In den letzten Jahren ist das Bewusstsein für die Relevanz des Datenschutzes im Unternehmen stetig und stark angewachsen. Interessenten, Kunden und Aufsichtsbehörden sind zunehmend kritischer geworden. Die Einhaltung von Datenschutzvorschriften wurde für Unternehmen dadurch in der Zwischenzeit sogar zum Wettbewerbsvorteil – jedoch in der Regel nur, wenn dies auch belegbar ist. Durch die Erstellung und Bereitstellung eines schriftlichen Datenschutzkonzepts können Unternehmen sich daher am Markt einen entscheidenden Vorsprung vor Konkurrenten verschaffen.

Wozu dient ein Datenschutzkonzept?

Ein Datenschutzkonzept hat den Zweck , diejenigen Maßnahmen verständlich plausibel zu machen, die im Unternehmen zur Einhaltung und Sicherung des Datenschutzes getroffen werden. Da es allgemein gehalten werden kann, ohne Details preiszugeben, kann es Interessierten vorgelegt werden, damit diese sich einen Eindruck von der Umsetzung des Datenschutzes verschaffen können.

Ein Datenschutzkonzept sollte beispielsweise folgende Punkte beinhalten:

  • Stellenwert des Datenschutzes im Unternehmen
  • Vorhandensein eines Datenschutzbeauftragten
  • Vorhandensein einer IT-Richtlinie
  • Rechtliche Aspekte der Datenverarbeitung
  • Eingesetzte technisch-organisatorische Maßnahmen

Neben dem werbenden Effekt dient das Datenschutzkonzept zugleich auch der Orientierung der eigenen Mitarbeiter.

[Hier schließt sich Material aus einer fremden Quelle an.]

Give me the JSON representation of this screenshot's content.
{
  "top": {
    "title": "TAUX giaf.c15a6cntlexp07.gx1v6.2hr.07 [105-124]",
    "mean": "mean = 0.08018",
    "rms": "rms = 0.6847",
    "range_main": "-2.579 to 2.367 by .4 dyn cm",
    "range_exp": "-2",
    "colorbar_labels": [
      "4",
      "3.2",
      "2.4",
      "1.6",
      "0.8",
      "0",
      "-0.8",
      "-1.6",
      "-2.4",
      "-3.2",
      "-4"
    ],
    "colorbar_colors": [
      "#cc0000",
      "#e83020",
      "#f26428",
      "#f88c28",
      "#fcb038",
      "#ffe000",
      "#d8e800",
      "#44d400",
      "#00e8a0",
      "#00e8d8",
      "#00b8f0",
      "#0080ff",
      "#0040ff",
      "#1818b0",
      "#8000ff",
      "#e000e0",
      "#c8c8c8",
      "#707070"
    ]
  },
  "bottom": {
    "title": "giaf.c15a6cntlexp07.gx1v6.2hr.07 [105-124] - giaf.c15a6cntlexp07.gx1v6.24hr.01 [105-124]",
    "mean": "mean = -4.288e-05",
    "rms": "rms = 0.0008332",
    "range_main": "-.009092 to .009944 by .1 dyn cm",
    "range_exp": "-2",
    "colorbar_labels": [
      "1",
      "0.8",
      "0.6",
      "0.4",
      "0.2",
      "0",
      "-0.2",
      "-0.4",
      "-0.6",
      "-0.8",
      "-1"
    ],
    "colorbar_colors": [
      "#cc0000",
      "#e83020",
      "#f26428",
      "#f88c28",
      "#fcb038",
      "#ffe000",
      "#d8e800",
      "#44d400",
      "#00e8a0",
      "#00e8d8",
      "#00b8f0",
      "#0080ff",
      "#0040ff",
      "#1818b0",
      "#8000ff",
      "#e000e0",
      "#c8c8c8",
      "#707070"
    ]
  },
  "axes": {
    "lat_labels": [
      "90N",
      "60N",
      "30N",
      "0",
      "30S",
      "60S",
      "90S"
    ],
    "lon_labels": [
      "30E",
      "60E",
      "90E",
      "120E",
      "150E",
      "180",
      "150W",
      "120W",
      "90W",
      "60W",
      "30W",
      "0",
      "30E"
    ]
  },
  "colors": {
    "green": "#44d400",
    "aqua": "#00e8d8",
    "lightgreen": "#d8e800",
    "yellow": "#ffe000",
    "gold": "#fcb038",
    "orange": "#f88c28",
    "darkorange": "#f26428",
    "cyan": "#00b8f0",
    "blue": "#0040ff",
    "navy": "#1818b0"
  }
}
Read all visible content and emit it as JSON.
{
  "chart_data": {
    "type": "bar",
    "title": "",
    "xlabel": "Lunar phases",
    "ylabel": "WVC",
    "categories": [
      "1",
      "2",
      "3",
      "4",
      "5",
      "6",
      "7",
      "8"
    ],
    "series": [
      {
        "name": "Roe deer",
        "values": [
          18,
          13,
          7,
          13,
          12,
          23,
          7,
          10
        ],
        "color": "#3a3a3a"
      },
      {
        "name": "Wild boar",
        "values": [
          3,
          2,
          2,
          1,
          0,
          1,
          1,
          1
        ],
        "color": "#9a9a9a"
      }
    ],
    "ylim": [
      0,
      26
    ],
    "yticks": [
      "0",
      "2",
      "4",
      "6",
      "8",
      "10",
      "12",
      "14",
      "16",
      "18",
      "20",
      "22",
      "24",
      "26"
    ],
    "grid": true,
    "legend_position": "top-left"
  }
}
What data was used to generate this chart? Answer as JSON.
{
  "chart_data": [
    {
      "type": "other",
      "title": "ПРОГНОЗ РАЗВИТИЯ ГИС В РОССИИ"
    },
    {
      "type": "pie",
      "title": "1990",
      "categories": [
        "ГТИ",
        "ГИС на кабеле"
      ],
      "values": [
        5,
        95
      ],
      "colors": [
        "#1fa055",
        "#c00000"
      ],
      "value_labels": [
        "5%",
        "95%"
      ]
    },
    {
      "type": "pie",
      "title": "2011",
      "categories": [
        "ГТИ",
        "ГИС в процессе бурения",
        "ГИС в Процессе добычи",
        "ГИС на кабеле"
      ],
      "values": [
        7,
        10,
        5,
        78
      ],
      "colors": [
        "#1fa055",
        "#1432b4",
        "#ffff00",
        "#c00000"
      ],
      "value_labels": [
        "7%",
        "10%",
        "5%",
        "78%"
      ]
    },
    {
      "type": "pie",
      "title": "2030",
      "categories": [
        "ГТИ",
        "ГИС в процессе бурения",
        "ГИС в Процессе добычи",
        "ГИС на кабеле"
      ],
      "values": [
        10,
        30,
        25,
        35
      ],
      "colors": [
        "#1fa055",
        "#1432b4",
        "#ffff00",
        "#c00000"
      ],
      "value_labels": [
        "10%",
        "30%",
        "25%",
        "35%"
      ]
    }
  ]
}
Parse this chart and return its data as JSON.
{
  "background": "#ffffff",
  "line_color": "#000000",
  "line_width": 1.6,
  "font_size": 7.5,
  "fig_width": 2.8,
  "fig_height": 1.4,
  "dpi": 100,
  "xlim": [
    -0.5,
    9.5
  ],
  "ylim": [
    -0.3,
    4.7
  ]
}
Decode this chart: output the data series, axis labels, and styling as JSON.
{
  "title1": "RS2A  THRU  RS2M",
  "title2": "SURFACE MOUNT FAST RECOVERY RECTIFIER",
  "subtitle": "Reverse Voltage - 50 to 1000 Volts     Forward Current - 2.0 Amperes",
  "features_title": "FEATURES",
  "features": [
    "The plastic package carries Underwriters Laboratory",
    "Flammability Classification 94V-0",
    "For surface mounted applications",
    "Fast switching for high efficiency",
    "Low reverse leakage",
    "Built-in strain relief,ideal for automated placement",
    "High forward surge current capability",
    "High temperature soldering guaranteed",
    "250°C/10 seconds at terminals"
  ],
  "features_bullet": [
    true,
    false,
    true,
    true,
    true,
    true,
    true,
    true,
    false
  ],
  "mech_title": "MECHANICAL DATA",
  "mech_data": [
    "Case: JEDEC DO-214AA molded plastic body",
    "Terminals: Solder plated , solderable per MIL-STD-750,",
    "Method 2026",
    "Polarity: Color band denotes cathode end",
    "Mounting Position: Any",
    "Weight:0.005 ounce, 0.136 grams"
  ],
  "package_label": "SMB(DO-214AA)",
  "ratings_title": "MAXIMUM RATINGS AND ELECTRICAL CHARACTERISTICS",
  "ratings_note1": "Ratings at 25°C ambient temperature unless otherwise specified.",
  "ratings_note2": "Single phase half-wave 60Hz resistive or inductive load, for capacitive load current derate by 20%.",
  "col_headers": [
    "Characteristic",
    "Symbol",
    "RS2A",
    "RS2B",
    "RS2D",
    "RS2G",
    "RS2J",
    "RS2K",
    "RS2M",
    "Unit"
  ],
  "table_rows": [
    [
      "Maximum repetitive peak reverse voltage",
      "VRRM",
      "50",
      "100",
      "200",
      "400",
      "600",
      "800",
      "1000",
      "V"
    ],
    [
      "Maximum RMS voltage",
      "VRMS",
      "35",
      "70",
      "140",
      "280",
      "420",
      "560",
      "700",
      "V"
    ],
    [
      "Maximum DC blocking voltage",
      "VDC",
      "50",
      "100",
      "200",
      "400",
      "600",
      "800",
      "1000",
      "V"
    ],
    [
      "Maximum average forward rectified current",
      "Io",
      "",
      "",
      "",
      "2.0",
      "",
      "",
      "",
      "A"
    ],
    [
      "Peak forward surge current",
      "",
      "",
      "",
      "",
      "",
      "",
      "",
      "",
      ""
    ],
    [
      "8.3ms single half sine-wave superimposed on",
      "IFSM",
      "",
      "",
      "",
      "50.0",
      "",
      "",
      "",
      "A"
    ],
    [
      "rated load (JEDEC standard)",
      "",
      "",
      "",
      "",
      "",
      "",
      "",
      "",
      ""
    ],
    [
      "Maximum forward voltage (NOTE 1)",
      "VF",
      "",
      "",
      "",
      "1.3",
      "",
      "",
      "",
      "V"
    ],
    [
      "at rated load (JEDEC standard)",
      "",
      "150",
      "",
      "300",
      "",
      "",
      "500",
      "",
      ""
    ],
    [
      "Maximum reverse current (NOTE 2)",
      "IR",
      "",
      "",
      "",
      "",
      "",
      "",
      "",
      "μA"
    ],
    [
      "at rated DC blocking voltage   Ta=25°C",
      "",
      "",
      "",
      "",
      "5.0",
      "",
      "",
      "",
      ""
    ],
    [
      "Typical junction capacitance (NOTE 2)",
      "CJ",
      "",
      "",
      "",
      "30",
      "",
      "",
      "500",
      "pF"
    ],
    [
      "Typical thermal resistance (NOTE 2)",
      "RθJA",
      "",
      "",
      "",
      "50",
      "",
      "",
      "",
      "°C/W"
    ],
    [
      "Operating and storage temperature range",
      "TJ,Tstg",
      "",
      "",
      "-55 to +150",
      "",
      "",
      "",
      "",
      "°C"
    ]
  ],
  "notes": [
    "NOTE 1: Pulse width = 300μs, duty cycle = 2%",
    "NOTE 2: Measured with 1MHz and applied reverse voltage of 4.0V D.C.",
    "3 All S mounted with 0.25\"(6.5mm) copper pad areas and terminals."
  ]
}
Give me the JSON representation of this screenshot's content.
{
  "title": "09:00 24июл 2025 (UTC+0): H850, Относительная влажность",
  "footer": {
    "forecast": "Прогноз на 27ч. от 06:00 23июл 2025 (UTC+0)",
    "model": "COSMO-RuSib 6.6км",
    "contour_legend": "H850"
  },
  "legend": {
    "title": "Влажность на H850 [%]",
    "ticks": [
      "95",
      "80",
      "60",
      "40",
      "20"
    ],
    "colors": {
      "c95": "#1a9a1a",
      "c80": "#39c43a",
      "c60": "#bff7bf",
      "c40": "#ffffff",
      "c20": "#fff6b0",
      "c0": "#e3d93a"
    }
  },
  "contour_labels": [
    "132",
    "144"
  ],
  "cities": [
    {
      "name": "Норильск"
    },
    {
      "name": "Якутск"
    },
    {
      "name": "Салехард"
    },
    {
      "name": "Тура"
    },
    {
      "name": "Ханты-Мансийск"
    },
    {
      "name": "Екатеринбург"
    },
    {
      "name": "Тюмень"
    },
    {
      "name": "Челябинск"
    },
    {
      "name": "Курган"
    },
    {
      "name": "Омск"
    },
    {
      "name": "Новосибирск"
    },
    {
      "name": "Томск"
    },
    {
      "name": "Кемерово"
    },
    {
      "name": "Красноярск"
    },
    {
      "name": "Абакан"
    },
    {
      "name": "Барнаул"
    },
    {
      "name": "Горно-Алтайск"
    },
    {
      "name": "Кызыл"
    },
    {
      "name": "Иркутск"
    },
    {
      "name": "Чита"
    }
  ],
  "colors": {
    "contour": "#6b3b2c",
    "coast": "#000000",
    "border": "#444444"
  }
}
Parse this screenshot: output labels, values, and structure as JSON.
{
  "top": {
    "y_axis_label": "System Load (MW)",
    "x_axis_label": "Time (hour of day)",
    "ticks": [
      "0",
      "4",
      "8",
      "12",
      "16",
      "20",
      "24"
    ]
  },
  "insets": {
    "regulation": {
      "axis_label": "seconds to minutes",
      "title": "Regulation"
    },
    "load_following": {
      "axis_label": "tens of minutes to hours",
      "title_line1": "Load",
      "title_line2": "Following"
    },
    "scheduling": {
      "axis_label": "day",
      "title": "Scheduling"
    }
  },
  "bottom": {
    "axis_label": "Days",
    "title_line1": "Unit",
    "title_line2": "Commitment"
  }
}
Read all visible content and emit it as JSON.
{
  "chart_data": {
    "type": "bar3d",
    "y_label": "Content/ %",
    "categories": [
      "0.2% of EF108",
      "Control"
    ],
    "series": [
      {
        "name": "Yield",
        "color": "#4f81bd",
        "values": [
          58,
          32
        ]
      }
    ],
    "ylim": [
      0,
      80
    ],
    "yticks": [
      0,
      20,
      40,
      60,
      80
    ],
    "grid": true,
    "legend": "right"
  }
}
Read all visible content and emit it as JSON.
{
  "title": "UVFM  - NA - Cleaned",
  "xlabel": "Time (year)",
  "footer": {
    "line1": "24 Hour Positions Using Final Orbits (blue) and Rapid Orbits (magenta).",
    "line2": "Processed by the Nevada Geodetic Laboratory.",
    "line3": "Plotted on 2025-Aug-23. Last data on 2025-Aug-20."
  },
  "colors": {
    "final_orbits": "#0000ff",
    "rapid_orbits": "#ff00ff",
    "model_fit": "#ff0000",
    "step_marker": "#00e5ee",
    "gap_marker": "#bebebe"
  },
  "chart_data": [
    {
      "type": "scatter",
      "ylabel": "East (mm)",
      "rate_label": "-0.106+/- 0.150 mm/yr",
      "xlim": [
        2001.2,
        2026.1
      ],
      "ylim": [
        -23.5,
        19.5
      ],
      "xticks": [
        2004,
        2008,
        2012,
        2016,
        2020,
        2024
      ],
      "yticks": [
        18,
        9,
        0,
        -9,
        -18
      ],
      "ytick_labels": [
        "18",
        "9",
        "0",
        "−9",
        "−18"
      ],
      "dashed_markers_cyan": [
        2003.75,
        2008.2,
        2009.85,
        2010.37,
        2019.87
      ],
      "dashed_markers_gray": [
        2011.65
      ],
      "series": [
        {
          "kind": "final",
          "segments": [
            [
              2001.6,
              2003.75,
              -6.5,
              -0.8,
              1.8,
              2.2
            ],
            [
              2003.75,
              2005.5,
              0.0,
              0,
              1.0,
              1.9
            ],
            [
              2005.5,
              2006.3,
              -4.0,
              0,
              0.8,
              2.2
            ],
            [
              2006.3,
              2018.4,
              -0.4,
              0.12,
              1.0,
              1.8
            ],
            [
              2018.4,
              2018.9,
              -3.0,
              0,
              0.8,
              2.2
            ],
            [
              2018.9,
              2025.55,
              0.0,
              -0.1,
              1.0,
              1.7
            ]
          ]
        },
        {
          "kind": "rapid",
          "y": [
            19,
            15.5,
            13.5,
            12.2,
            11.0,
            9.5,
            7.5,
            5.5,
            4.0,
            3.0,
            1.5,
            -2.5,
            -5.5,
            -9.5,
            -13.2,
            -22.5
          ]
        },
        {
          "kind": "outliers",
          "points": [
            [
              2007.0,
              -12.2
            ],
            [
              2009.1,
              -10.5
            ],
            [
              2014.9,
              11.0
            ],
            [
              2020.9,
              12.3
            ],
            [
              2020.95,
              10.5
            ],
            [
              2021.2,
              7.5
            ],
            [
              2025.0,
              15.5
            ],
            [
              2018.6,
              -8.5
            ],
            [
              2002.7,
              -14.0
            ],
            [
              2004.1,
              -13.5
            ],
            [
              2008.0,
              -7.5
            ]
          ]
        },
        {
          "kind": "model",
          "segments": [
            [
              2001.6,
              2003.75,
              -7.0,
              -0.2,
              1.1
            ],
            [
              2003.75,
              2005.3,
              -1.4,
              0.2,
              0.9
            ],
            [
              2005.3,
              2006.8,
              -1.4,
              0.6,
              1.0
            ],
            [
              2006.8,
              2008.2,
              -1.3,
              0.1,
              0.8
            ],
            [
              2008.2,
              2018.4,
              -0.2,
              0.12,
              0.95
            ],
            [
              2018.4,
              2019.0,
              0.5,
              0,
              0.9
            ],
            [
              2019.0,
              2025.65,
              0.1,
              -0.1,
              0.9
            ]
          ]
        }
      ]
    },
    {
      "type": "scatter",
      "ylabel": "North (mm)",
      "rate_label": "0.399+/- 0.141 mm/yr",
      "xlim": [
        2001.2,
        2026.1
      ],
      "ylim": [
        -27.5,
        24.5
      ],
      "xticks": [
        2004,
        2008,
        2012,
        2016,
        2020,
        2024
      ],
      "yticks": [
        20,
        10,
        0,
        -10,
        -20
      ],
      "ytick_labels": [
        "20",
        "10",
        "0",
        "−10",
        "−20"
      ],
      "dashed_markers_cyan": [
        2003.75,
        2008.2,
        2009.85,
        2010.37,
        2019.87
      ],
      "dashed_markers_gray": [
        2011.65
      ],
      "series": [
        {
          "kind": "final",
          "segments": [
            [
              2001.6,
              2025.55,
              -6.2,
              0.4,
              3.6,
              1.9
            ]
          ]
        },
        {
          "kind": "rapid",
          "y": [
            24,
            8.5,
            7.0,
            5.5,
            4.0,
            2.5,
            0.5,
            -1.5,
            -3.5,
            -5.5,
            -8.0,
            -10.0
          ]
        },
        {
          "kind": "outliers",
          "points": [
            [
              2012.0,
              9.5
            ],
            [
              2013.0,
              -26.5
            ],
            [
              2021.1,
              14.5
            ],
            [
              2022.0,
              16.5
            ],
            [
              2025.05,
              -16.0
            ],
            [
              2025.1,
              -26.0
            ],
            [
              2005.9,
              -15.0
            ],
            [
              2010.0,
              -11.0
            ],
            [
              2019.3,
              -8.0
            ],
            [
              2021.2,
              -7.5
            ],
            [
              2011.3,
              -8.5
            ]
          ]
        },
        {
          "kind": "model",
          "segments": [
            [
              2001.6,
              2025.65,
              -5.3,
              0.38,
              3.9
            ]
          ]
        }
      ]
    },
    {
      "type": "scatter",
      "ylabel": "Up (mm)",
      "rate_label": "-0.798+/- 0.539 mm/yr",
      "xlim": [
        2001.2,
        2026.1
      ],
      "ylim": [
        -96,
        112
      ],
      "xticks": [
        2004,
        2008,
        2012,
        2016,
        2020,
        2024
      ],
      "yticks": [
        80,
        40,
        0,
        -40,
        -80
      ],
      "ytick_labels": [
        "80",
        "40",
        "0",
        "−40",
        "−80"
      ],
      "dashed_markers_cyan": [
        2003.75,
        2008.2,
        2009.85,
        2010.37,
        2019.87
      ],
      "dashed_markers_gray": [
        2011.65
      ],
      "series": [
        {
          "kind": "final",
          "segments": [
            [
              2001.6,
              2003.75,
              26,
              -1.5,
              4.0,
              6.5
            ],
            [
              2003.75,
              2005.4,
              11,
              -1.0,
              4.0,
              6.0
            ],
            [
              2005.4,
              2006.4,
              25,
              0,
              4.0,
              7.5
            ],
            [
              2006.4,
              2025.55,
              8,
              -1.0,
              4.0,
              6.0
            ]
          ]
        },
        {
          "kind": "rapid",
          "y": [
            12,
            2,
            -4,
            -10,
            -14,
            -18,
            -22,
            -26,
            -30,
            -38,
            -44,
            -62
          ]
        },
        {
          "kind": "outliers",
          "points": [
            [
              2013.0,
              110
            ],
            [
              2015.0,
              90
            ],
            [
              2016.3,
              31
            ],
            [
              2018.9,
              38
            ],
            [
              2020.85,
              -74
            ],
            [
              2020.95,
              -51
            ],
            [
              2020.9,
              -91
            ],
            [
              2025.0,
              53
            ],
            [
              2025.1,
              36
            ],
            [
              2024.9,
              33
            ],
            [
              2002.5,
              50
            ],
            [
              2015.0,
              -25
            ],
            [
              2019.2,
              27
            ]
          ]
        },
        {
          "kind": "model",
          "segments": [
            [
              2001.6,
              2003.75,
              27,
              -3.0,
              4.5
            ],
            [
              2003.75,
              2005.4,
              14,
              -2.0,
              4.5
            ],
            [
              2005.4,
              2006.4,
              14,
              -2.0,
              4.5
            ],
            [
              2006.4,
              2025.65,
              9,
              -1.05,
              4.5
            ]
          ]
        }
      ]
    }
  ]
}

Daher sollte es auch diesen zugänglich gemacht werden.

Ständige Aktualisierung der Datenschutzmaßnahmen

Da sich die Anforderungen des Datenschutzes im Laufe der Jahre natürlich verändern, ist es wichtig, auch das Datenschutzkonzept im Unternehmen stets aktuell zu halten. Denn ein Konzept mit veralteten Maßnahmen ist gegebenenfalls sogar kontraproduktiv zu dem Zweck, zu dem es eigentlich erstellt wurde.